Although there are open houses on the police compound I’ve been told the doctor refuses to come to live in an area where he cannot be supplied with 24 hours a day electricity. In some ways I can’t blame him; this is a less than desirable life for someone who went to medical school to improve themselves and their career and lifestyle opportunities. There was a Spanish woman with the British Skillshare program who had been working as a volunteer at the Okavango Poler’s Trust to try to improve their marketing. She lasted about 6 weeks. Many of the professional employees (teachers, police, nurses, ect) have expressed dismay and depression at being placed in Seronga, and have recently requested both hazard pay and a rural placement bonus from the government. It’s the bush and it’s not easy and it’s frustrating and I get that. I certainly spend enough time wanting to get out of here, at least for a while. I understand that a life like this isn’t for everyone, but I am still nevertheless distraught at the lack of services being provided to the villagers in Seronga.

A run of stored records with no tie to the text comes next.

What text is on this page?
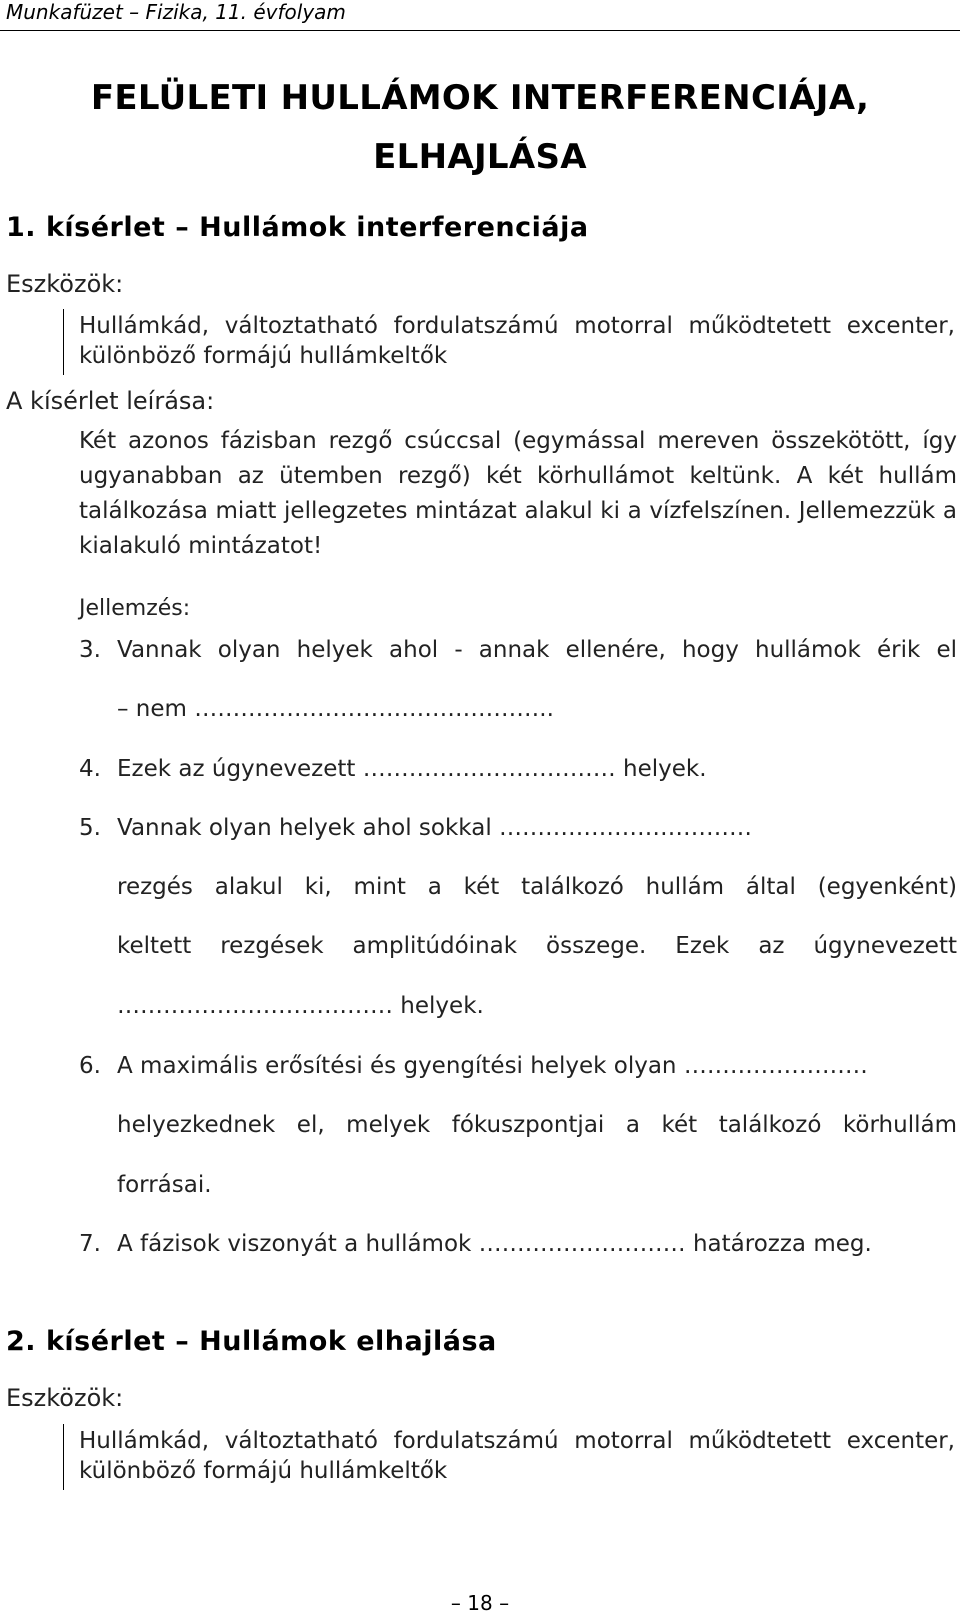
Munkafüzet – Fizika, 11. évfolyam
FELÜLETI HULLÁMOK INTERFERENCIÁJA,
ELHAJLÁSA
1. kísérlet – Hullámok interferenciája
Eszközök:
Hullámkád, változtatható fordulatszámú motorral működtetett excenter, különböző formájú hullámkeltők
A kísérlet leírása:
Két azonos fázisban rezgő csúccsal (egymással mereven összekötött, így ugyanabban az ütemben rezgő) két körhullámot keltünk. A két hullám találkozása miatt jellegzetes mintázat alakul ki a vízfelszínen. Jellemezzük a kialakuló mintázatot!
Jellemzés:
3. Vannak olyan helyek ahol - annak ellenére, hogy hullámok érik el
– nem ………………………………………..
4. Ezek az úgynevezett …………………………… helyek.
5. Vannak olyan helyek ahol sokkal ……………………………
rezgés alakul ki, mint a két találkozó hullám által (egyenként)
keltett rezgések amplitúdóinak összege. Ezek az úgynevezett
……………………………… helyek.
6. A maximális erősítési és gyengítési helyek olyan ……………………
helyezkednek el, melyek fókuszpontjai a két találkozó körhullám
forrásai.
7. A fázisok viszonyát a hullámok ……………………… határozza meg.
2. kísérlet – Hullámok elhajlása
Eszközök:
Hullámkád, változtatható fordulatszámú motorral működtetett excenter, különböző formájú hullámkeltők
– 18 –
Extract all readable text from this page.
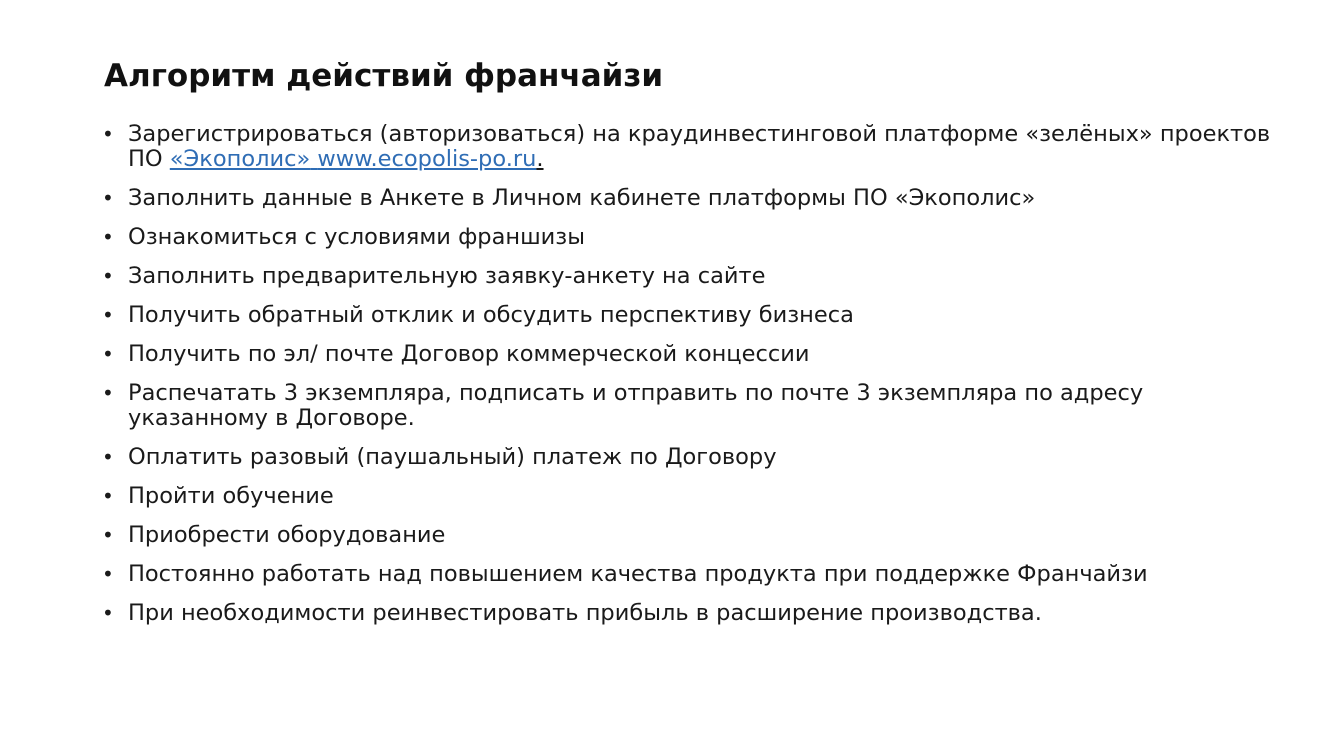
Алгоритм действий франчайзи
• Зарегистрироваться (авторизоваться) на краудинвестинговой платформе «зелёных» проектов ПО «Экополис» www.ecopolis-po.ru.
• Заполнить данные в Анкете в Личном кабинете платформы ПО «Экополис»
• Ознакомиться с условиями франшизы
• Заполнить предварительную заявку-анкету на сайте
• Получить обратный отклик и обсудить перспективу бизнеса
• Получить по эл/ почте Договор коммерческой концессии
• Распечатать 3 экземпляра, подписать и отправить по почте 3 экземпляра по адресу указанному в Договоре.
• Оплатить разовый (паушальный) платеж по Договору
• Пройти обучение
• Приобрести оборудование
• Постоянно работать над повышением качества продукта при поддержке Франчайзи
• При необходимости реинвестировать прибыль в расширение производства.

Although the strike is over, the level of health care provided in Seronga is still discouragingly under par, despite the increased efforts of the nursing staff at the clinic. As someone who has been sent here to build the capacity of aforementioned entity, it is frustrating to feel that you don’t have the complete support and commitment of the government that has requested you be here. It's frustrating to stand by and witness these problems that are amongst the many I have nothing feasible I can do about them. It is during these times of tear inducing frustration that I am reminded again that change takes time. I search for the things this village has going for it, the people who do care, the ones who are doing things, and dream of the place Seronga can be. I still have hope.